In Hebron ist das israelische Besatzungsregime und die Gewalt durch Siedler tagtäglich hautnah zu spüren

  • Mirco Keilberth, Hebron
  • Lesedauer: 5 Min.

Bevor Issa Amro aus dem Haus geht, holt er erst einmal tief Luft. »Um die Angst abzuschütteln«, sagt er. Der Palästinenser lebt in einem großen Haus im Stadtteil Rumia, etwas oberhalb der Altstadt von Hebron. Der idyllische Blick auf die sanften grünen Hügel und die sorgsam gepflegten Gassen trügt. Eine seltsame Ruhe liegt über Hebron, bis auf ein paar olivgrüne Militärjeeps sind keine Autos auf den Straßen, die meisten Passanten tragen die Uniform der israelischen Armee. In seiner Jugend schaute Issa Amro auf eine quirlige Handelsmetropole herab, bekannt für Stoffe und Lammfelle, die bis heute in die arabische Welt und China exportiert werden.

Hinter dem Haus ertönen plötzlich Schreie. Issa Amro ignoriert den Lärm, als ginge ihn dies nichts an, fängt aber an, die Vorhängeschlösser der Gartentüren seines umzäunten Grundstücks zu prüfen. Hinter einem Zaun steht ein kaum volljähriger Junge und schreit unentwegt auf hebräisch wüste Beschimpfungen gegen Amro. Alle direkten Nachbarn sind mittlerweile jüdische Siedler. »Ich werde von ihnen unentwegt beschimpft und bedroht, einfach so, grundlos. Sie wollen, dass wir Palästinenser hier abhauen

Die Fenster seines Hauses hat der 44-Jährige Aktivist mit großen Steinen barrikadiert, aus Angst vor gezielten Schüssen, wie er sagt. Auf seiner Hauswand steht »Freies Palästina«. Die meisten der 800 Siedler von Hebron sind mit automatischen Gewehren bewaffnet, gerade hat der für die Sicherheit Israels zustände Minister Bezalel Smotrich über 70 Millionen Euro für die Bewaffnung der Siedler umgewidmet, vor dem 7. Oktober war das Geld für Universitätsbibliotheken vorgesehen.

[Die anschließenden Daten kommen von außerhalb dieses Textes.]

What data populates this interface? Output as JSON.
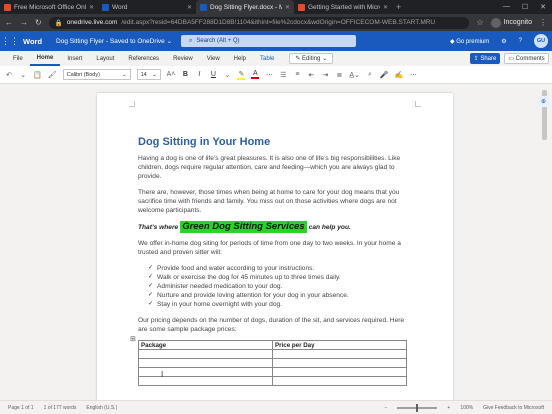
{
  "browser": {
    "tabs": [
      {
        "label": "Free Microsoft Office Online",
        "favicon_color": "#e8492c"
      },
      {
        "label": "Word",
        "favicon_color": "#185abd"
      },
      {
        "label": "Dog Sitting Flyer.docx - Mi",
        "favicon_color": "#185abd",
        "active": true
      },
      {
        "label": "Getting Started with Micro",
        "favicon_color": "#e8492c"
      }
    ],
    "url_host": "onedrive.live.com",
    "url_rest": "/edit.aspx?resid=64DBA5FF288D1D8B!1104&ithint=file%2cdocx&wdOrigin=OFFICECOM-WEB.START.MRU",
    "incognito_label": "Incognito"
  },
  "app": {
    "name": "Word",
    "doc_title": "Dog Sitting Flyer",
    "save_status": "Saved to OneDrive",
    "search_placeholder": "Search (Alt + Q)",
    "premium_label": "Go premium",
    "user_initials": "GU"
  },
  "menu": {
    "items": [
      "File",
      "Home",
      "Insert",
      "Layout",
      "References",
      "Review",
      "View",
      "Help",
      "Table"
    ],
    "editing_label": "Editing",
    "share_label": "Share",
    "comments_label": "Comments"
  },
  "toolbar": {
    "font_name": "Calibri (Body)",
    "font_size": "14"
  },
  "document": {
    "heading": "Dog Sitting in Your Home",
    "para1": "Having a dog is one of life’s great pleasures. It is also one of life’s big responsibilities. Like children, dogs require regular attention, care and feeding—which you are always glad to provide.",
    "para2": "There are, however, those times when being at home to care for your dog means that you sacrifice time with friends and family. You miss out on those activities where dogs are not welcome participants.",
    "tagline_pre": "That’s where",
    "tagline_highlight": "Green Dog Sitting Services",
    "tagline_post": "can help you.",
    "para3": "We offer in-home dog siting for periods of time from one day to two weeks. In your home a trusted and proven sitter will:",
    "bullets": [
      "Provide food and water according to your instructions.",
      "Walk or exercise the dog for 45 minutes up to three times daily.",
      "Administer needed medication to your dog.",
      "Nurture and provide loving attention for your dog in your absence.",
      "Stay in your home overnight with your dog."
    ],
    "para4": "Our pricing depends on the number of dogs, duration of the sit, and services required. Here are some sample package prices:",
    "table_headers": [
      "Package",
      "Price per Day"
    ],
    "highlight_color": "#25d626",
    "heading_color": "#2e5fa0"
  },
  "status": {
    "page": "Page 1 of 1",
    "words": "1 of 177 words",
    "language": "English (U.S.)",
    "zoom": "100%",
    "feedback": "Give Feedback to Microsoft"
  }
}
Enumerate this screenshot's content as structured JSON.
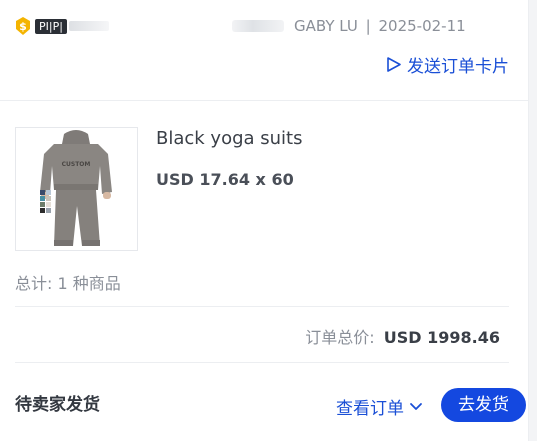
{
  "header": {
    "badge_label": "PI|P|",
    "seller_name": "GABY LU",
    "separator": "|",
    "order_date": "2025-02-11",
    "send_card_label": "发送订单卡片"
  },
  "product": {
    "name": "Black yoga suits",
    "price_line": "USD 17.64 x 60",
    "image_text": "CUSTOM"
  },
  "summary": {
    "total_items": "总计: 1 种商品",
    "order_total_label": "订单总价:",
    "order_total_amount": "USD 1998.46"
  },
  "footer": {
    "status": "待卖家发货",
    "view_order_label": "查看订单",
    "ship_button_label": "去发货"
  },
  "icons": {
    "badge": "coin-icon",
    "send": "send-icon",
    "view_order": "chevron-down-icon"
  },
  "colors": {
    "accent": "#1448e0",
    "link": "#1a4fd6",
    "coin": "#f4b400",
    "muted_text": "#8a8f98"
  }
}
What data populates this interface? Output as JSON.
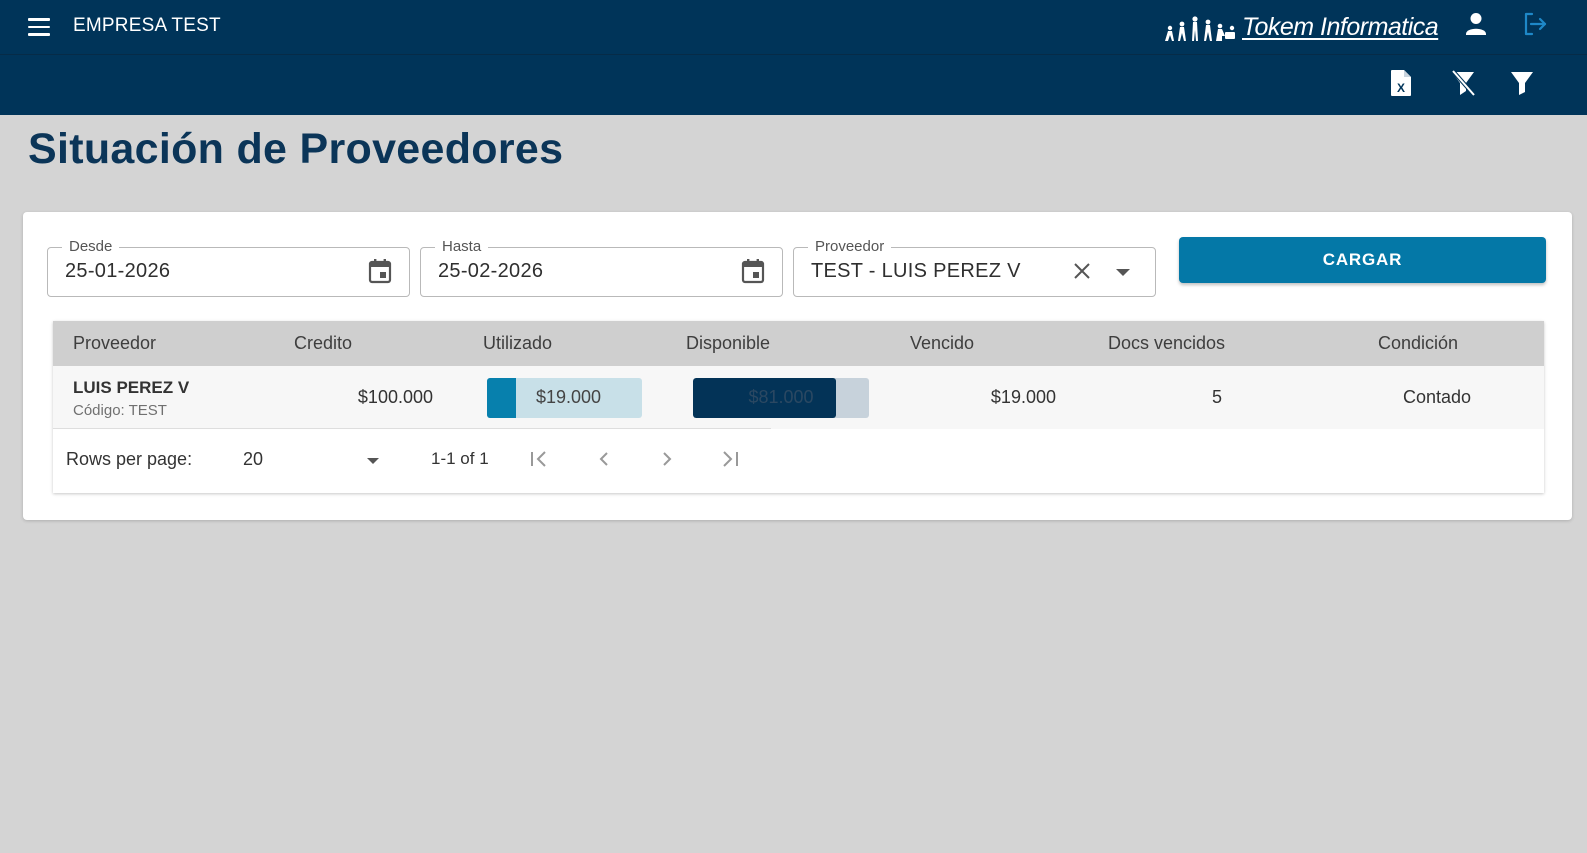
{
  "app": {
    "title": "EMPRESA TEST",
    "brand": "Tokem Informatica"
  },
  "toolbar": {
    "icons": [
      "excel-export-icon",
      "clear-filter-icon",
      "filter-icon"
    ]
  },
  "page": {
    "title": "Situación de Proveedores"
  },
  "filters": {
    "desde_label": "Desde",
    "desde_value": "25-01-2026",
    "hasta_label": "Hasta",
    "hasta_value": "25-02-2026",
    "proveedor_label": "Proveedor",
    "proveedor_value": "TEST - LUIS PEREZ V",
    "cargar_label": "CARGAR"
  },
  "table": {
    "columns": [
      "Proveedor",
      "Credito",
      "Utilizado",
      "Disponible",
      "Vencido",
      "Docs vencidos",
      "Condición"
    ],
    "rows": [
      {
        "proveedor": "LUIS PEREZ V",
        "codigo": "Código: TEST",
        "credito": "$100.000",
        "utilizado": "$19.000",
        "utilizado_fraction": 0.19,
        "disponible": "$81.000",
        "disponible_fraction": 0.81,
        "vencido": "$19.000",
        "docs_vencidos": "5",
        "condicion": "Contado"
      }
    ]
  },
  "pagination": {
    "rows_per_page_label": "Rows per page:",
    "rows_per_page_value": "20",
    "range": "1-1 of 1"
  },
  "colors": {
    "appbar": "#003459",
    "accent": "#0478a7",
    "title": "#0b3558"
  }
}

Ein Blick auf die Nachbarhäuser zeigt, wie erfolgreich das aggressive Auftreten der meist streng religiösen Siedler ist. »Viele meiner palästinensischen Nachbarn leben wie meine Familie seit Generationen hier, aber sie sind gegangen: Die Jungen finden hier keinen Job, die Alten halten es nicht aus, jeden Tag um ihr Leben bangen zu müssen«, sagt Issa Amro. Er selber will bleiben und hat aus seinem Elternhaus einen Treffpunkt für Menschenrechtsaktivisten gemacht. Israelis, die gegen das Besatzungsregime ankämpfen, und palästinensische Mitstreiter kommen normalerweise häufiger vorbei, doch seit dem 7. Oktober ist alles anders. Hebron ist noch mehr als zuvor eine Geisterstadt.

Keine 200 Meter entfernt von seinem Haus hat die israelischen Armee in einem Privathaus eine Position bezogen. Ein Scharfschütze sucht im oberen Stockwerk nach auffälligen Bewegungen in den von hier gut einsehbaren Straßen in der Altstadt. Im Erdgeschoss machen sich gerade sechs Soldaten für eine mehrstündige Patrouille bereit.

Joel Carmel weiß, wie die Patrouillen ablaufen, er war über ein halbes Jahr hier im Einsatz. »Man geht während seiner Schicht in mehrere palästinensische Häuser, die rein zufällig ausgewählt werden. Die Familien werden in ein Zimmer gesperrt, dann durchsucht man die Schränke. Natürlich findet man dort nichts Ungewöhnliches, aber die Idee ist ja nur, Angst und Schrecken zu verbreiten«, so der 35-jährige Israeli. Er steht neben Issa Amro und schaut nachdenklich auf die entspannt in die Stadt hinabgehende Patrouille der Armee, der »Israeli Defence Forces« (IDF).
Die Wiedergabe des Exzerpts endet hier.